Мышкин организовал бригаду военных механиков для расконсервации. Они работали круглые сутки, бережно очищая каждую деталь. Величковский не отходил от них ни на шаг, проверяя каждое движение.
— Вот здесь, — он указывал на хитросплетение трубок, — особая система охлаждения. Владимир Николаевич сам ее разработал для опытов с катализом при высоких температурах.
Параллельно шел монтаж нового оборудования. Я специально заказал через военных последние образцы американских установок, чтобы Ипатьев мог сравнить возможности.
— Леонид Иванович! — окликнул меня Величковский. — Взгляните, мы нашли его записную книжку. Она была спрятана в корпусе установки.
Я осторожно взял потертый кожаный блокнот. Убористый почерк Ипатьева, формулы, схемы, какие-то пометки на полях…
— Оставьте на его рабочем столе, — распорядился я. — Пусть все будет как пятнадцать лет назад.
К вечеру третьего дня лаборатория была готова. У окна рабочий стол красного дерева, еще дореволюционный. На нем аккуратно разложенные журналы наблюдений в сафьяновых переплетах. В углу огромный шкаф с химической посудой и реактивами.

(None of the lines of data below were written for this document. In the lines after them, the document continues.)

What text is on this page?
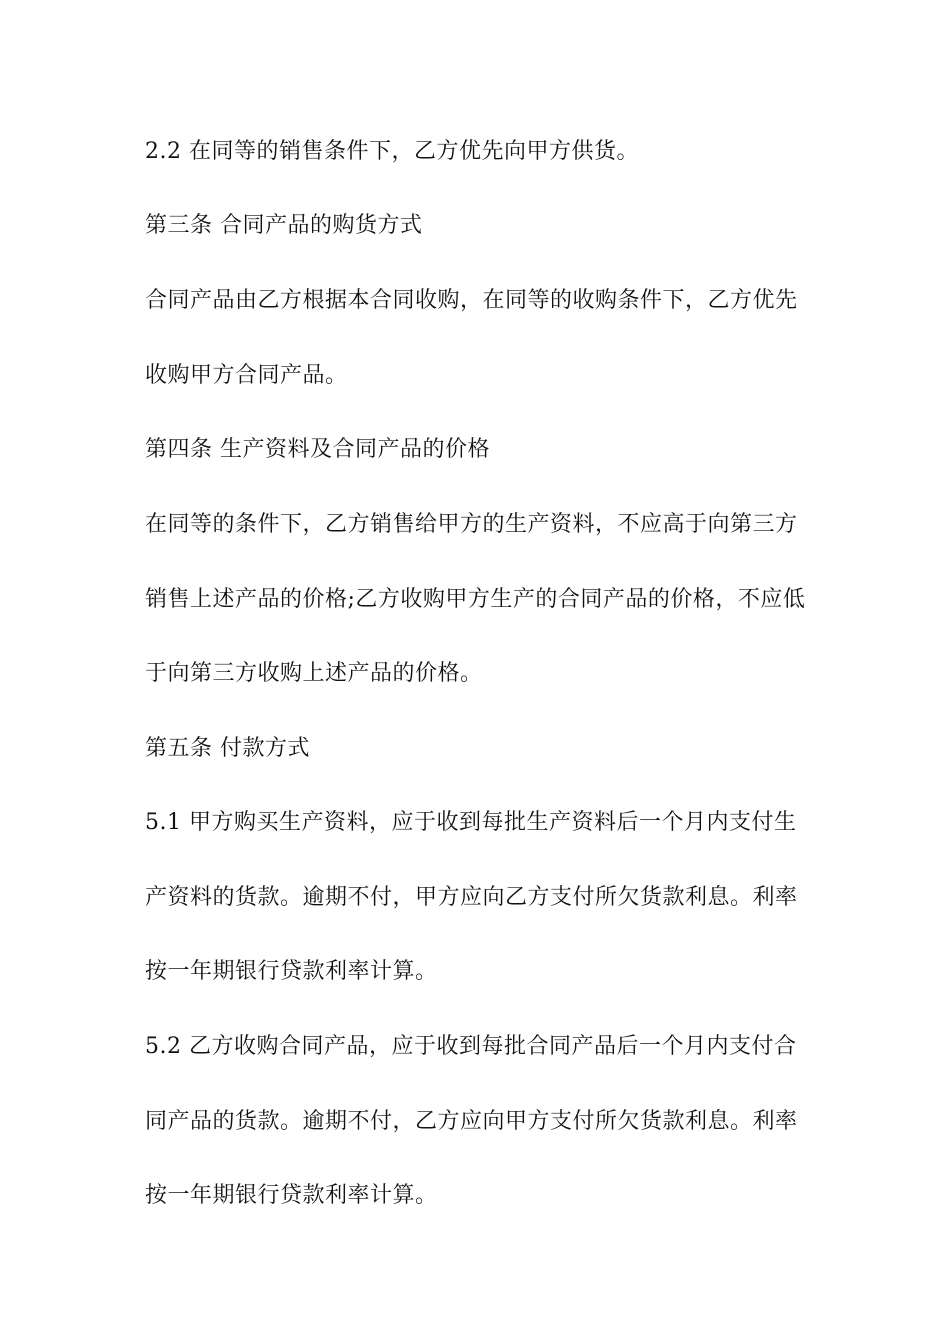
2.2 在同等的销售条件下，乙方优先向甲方供货。
第三条 合同产品的购货方式
合同产品由乙方根据本合同收购，在同等的收购条件下，乙方优先
收购甲方合同产品。
第四条 生产资料及合同产品的价格
在同等的条件下，乙方销售给甲方的生产资料，不应高于向第三方
销售上述产品的价格;乙方收购甲方生产的合同产品的价格，不应低
于向第三方收购上述产品的价格。
第五条 付款方式
5.1 甲方购买生产资料，应于收到每批生产资料后一个月内支付生
产资料的货款。逾期不付，甲方应向乙方支付所欠货款利息。利率
按一年期银行贷款利率计算。
5.2 乙方收购合同产品，应于收到每批合同产品后一个月内支付合
同产品的货款。逾期不付，乙方应向甲方支付所欠货款利息。利率
按一年期银行贷款利率计算。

Я прошелся по помещению, проверяя каждую мелочь. Величковский колдовал над манометром «Шеффера и Буденберга», протирая стекло мягкой замшей.
— Как думаете, Николай Александрович, сработает?
Профессор поправил пенсне:
— Должно сработать. Владимир Николаевич прежде всего ученый. А здесь… — он обвел рукой лабораторию, — здесь все дышит настоящей наукой. Не показухой, не бюрократией, а именно исследовательской работой.
Ну и прекрасно. Значит, можно работать.
Мышкин докладывал, что Ипатьев сейчас в Москве. Остановился у своего ученика Разуваева на Пятницкой.
— Отлично, — я посмотрел на часы. — Николай Александрович, завтра в шесть утра прошу встретить его у подъезда и привезти сюда. Все должно выглядеть как случайная встреча старых коллег.
Уходя из лаборатории, я еще раз окинул взглядом помещение. Все готово для решающей встречи.
В шесть утра я уже был в лаборатории. За окном едва брезжил октябрьский рассвет. Старинные часы на стене мерно отсчитывали минуты.
Ровно в четверть седьмого послышались шаги в коридоре. Дверь открылась, и Величковский ввел двух человек.
Ипатьев выглядел именно так, как я его представлял по фотографиям. Высокий, прямой, с военной выправкой и проницательным взглядом. Академик был в безупречном темном костюме и накрахмаленной сорочке.
Его спутник являл собой полную противоположность. Растрепанные русые волосы, помятый твидовый пиджак и при этом изысканный шелковый шейный платок небесно-голубого цвета. Он рассеянно оглядывал лабораторию, будто просчитывая что-то в уме.
— Владимир Николаевич, — начал Величковский, — позвольте представить…
Но Ипатьев уже не слушал. Его взгляд остановился на установке в центре лаборатории. Академик медленно подошел к знакомому агрегату, провел рукой по отполированной меди манометра.
— Моя старушка… — произнес он тихо. — Как она здесь оказалась?
— Мы подумали, что ей здесь самое место, — ответил я. — В настоящей исследовательской лаборатории.
Ипатьев обернулся, внимательно посмотрел на меня:
— Молодой человек, вы хоть представляете, что можно делать на этой установке?
— Например, исследовать каталитический крекинг при высоких давлениях, — я подошел к столу, развернул схемы. — Нам крайне необходимы новые катализаторы для производства качественного топлива.
Спутник Ипатьева вдруг отмер, подошел к схемам:
— М-м-м… — протянул он, рассматривая чертежи. — Интересная концепция… Если использовать алюмосиликатные катализаторы… при температуре… — он замолчал, что-то подсчитывая в уме.
— Это Гавриил Лукич Островский, — представил его Ипатьев. — Мой ученик и, смею сказать, один из самых светлых умов в области катализа.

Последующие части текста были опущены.